Via Blues In The Basement, a big-sounding 12-bar blues in which Harris mixes powerful Arnett Cobb-like barks with quicksilver bop runs and witty, second line guffaws, Harris takes the album out the way he would in a club, with the wild and woolly shuffle of Goin’ Home. Not your usual basic blues theme. A nifty, tricky stop-time theme catapults the B3 of Sonny Philips and the electric piano of Harris into action. There you are, transported to the sawdust-covered floors of a juke joint, or the Chicago South Side, or the chitlin’ circuit’s burgeoning bar life of lore… Goin’ Home fades out with a drum thunderstorm.

What went on in the mind of Eddie Harris? Let’s just do it, let’s just put together the Hammond organ and the electric piano. Let’s just burn the place down with some fat-bottomed blues, why not, yes we can! They can, they do, tear the grooves out of the mono vinyl. However, for all Harris’ swagger, it would be preposterous to define Harris’ electric organ/B3 feast as primitive music. Eddie Harris has advanced, killer chops and years of severe studying reveal the influence of Stan Getz, John Coltrane, Sonny Rollins, yet reveal above all a fresh, individual take on jazz which is 100% Harris: the tireless enthusiast.
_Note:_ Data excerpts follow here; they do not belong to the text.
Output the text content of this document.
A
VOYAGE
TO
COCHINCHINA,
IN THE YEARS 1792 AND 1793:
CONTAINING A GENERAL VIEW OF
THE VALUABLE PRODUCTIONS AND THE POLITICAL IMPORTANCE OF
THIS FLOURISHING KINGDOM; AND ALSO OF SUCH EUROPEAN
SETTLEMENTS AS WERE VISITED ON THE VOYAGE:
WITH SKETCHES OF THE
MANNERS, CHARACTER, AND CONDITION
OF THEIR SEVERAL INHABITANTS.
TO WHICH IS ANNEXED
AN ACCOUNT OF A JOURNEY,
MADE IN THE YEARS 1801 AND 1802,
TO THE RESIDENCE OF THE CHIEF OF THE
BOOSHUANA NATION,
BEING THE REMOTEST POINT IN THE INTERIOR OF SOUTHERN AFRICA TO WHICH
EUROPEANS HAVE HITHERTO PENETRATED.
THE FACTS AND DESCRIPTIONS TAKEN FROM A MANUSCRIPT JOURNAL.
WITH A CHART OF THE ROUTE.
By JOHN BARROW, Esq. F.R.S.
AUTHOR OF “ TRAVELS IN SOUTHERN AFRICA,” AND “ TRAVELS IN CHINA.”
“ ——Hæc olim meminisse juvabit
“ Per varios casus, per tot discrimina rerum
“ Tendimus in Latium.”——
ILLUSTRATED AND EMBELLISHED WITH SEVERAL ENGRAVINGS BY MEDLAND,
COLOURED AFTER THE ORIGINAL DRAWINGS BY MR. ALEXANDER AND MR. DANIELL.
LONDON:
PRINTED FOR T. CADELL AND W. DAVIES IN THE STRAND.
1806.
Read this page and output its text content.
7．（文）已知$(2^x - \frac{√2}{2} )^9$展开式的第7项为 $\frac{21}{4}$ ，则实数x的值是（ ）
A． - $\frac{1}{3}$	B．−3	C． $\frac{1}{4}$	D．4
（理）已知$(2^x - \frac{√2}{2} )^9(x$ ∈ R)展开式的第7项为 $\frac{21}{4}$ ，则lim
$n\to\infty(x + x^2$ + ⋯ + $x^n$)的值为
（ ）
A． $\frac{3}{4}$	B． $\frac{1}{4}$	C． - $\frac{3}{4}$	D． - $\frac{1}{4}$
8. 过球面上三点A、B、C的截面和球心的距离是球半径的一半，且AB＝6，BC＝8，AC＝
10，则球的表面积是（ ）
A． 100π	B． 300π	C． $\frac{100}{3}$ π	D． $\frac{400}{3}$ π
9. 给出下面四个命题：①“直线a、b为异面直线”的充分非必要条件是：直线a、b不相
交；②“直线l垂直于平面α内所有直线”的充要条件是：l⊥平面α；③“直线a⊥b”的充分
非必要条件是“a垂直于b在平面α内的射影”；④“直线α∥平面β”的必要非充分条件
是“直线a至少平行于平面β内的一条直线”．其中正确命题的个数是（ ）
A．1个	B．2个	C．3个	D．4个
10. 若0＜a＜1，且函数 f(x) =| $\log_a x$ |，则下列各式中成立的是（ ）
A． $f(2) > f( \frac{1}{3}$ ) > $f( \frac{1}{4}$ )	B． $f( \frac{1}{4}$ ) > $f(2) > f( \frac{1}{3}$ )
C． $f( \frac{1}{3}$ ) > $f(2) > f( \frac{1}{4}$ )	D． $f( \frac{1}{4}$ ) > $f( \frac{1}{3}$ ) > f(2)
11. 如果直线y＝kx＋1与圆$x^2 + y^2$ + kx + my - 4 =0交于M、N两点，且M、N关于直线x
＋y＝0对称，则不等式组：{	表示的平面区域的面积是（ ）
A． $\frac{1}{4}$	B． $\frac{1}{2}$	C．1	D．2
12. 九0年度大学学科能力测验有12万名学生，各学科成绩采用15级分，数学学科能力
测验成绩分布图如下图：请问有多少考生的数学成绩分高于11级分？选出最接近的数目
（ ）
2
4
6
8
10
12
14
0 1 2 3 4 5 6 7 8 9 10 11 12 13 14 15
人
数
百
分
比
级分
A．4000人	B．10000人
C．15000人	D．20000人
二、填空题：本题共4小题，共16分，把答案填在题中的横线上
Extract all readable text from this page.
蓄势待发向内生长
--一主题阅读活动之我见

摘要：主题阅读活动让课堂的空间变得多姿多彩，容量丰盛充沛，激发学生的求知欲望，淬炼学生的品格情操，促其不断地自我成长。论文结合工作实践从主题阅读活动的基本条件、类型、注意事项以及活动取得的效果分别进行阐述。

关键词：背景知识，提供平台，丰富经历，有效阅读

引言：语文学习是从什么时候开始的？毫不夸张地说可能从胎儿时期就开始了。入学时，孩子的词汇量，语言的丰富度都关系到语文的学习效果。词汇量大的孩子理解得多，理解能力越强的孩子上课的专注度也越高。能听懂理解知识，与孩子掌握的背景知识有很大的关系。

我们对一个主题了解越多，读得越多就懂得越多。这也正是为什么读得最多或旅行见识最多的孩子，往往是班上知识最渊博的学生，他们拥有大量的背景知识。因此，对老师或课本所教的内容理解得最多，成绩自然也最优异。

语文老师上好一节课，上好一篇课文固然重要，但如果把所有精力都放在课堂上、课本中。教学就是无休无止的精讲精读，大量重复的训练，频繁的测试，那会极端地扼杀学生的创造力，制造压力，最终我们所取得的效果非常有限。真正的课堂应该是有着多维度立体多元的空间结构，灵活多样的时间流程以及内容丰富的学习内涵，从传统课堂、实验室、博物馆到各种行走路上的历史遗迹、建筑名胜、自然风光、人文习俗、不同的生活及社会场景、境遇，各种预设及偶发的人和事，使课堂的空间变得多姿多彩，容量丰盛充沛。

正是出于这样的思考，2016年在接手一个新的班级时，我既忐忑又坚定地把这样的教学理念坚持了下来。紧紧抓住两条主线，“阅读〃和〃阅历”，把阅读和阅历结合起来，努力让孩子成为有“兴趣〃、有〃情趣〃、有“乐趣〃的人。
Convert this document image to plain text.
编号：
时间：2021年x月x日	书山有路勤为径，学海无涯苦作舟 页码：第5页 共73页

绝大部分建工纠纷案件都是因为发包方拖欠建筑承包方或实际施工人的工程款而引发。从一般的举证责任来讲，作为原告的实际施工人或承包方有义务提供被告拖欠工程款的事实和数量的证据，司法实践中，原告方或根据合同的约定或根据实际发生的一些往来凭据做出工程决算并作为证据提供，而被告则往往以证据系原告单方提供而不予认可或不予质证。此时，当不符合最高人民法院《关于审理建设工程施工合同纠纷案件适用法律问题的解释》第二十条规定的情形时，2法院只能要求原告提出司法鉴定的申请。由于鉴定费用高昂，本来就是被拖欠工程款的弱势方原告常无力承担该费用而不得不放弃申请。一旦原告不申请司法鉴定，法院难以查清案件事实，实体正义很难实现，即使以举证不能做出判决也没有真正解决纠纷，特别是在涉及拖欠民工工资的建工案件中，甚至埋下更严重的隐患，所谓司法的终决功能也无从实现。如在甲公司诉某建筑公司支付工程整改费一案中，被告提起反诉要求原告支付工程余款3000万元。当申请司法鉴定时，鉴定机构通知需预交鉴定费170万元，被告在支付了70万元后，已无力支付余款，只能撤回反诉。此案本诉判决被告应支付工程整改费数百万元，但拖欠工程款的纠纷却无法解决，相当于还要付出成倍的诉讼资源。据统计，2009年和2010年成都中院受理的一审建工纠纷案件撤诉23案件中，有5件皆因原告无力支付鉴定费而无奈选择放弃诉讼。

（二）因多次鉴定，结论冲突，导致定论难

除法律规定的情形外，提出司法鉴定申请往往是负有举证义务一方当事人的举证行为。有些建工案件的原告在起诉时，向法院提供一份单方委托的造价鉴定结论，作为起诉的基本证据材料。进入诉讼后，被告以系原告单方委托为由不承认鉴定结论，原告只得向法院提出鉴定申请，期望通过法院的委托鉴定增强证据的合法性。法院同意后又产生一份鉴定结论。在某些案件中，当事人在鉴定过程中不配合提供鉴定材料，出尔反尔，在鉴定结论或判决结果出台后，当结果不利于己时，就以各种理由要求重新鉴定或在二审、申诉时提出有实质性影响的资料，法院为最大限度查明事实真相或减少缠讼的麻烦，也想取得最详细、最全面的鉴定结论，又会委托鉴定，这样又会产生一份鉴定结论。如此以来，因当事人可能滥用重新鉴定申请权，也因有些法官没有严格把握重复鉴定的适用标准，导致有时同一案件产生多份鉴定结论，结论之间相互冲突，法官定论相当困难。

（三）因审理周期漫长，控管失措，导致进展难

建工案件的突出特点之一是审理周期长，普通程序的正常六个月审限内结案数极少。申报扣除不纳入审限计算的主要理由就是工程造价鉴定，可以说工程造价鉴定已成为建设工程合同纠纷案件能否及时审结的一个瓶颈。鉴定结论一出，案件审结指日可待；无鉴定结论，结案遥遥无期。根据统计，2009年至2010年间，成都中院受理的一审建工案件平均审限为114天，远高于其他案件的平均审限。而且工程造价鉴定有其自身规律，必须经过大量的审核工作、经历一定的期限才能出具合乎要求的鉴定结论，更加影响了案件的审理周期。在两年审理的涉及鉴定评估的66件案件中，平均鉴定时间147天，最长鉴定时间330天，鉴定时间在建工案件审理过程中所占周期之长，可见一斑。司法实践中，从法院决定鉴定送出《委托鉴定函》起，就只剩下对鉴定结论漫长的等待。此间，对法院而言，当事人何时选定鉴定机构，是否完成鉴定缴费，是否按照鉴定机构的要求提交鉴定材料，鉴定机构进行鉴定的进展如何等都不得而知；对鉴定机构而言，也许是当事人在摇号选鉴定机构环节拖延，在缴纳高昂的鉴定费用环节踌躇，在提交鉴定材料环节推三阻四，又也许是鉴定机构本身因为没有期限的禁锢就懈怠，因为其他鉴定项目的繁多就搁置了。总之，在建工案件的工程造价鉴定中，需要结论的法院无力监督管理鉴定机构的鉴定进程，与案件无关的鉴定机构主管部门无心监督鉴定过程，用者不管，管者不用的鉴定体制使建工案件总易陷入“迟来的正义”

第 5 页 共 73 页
I don’t think there was very much thought behind the dual concept of Mean Greens. It seems it was just a matter of putting to wax different facets of Eddie Harris. Whatever the processes behind the release may be, Harris was definitely bringing it back home.

tumblr_mzjeroU60P1qb68l7o1_1280

Boogaloo Joe Jones No Way! (Prestige 1971)

Look at that confident young man on the cover of No Way! Dressed in full funky regalia, caught in the action of playing a solid Gibson guitar, resolutely and in earnest. Boogaloo Joe Jones: sounds hip, dude. And the sleeve shows a man inclined to hit the big time. He wouldn’t, though. Boogaloo Joe Jones, sideman on a small number of soul jazz recordings, before disappearing into obscurity, nevertheless made a series of good albums for Prestige. No Way! is one of them.

tumblr_mzjeroU60P1qb68l7o1_1280

Personnel

Boogaloo Joe Jones (guitar), Grover Washington Jr. (tenor saxophone), Sonny Philips (organ, electric piano, A1 – A3, B2), Butch Cornell (organ, B1, B3), Jimmy Lewis (Fender bass), Bernard Purdie (drums)

Recorded

on November 23, 1970 at Van Gelder Studio, Englewood Cliffs, NJ

Released

as PR10004 in 1971

Track listing

Side A:
No Way!
If You Were Mine
Georgia On My Mind
Side B:
Sunshine Alley
I’ll Be There
Holdin’ Back


It shows an uncanny ability to inject the blues, which is the basis of his style, into a repertoire of wide range. It might take a listen or two to connect the party-hardy, viciously outgoing funk of the title track to the sweet and sour white boy’s blues of If You Were Mine – recorded earlier by Ray Charles who’d gone c&w himself. But then it clicks.

In the former, there might be the risk of being blown away by the steamrolling tandem of funk jazz drum wizard Bernard Purdie and electric bassist Jimmy Lewis – a spicy stew – but Boogaloe Joe Jones devours it with relish and throws in punchy lines and fast-fingered licks. Its continuous climactic impulses might might wear one down a bit, but No Way! certainly rocks. Jones also does pretty well in the latter, in which his ‘twangy’ sound and inflected imitiation of the human voice is paramount to its innocent, hum-along charm. If You Were Mine also features a resonant solo by Grover Washington Jr.

So here we have a hip-shaking and eloquent recording of funk, blues, pop and country, jazzed up by a guitar player who, by the way, supposedly was nicknamed Boogaloo chiefly to avoid confusion with the likes of Philly Joe Jones and Jo Jones. Keep good company is what my grandma always used to say.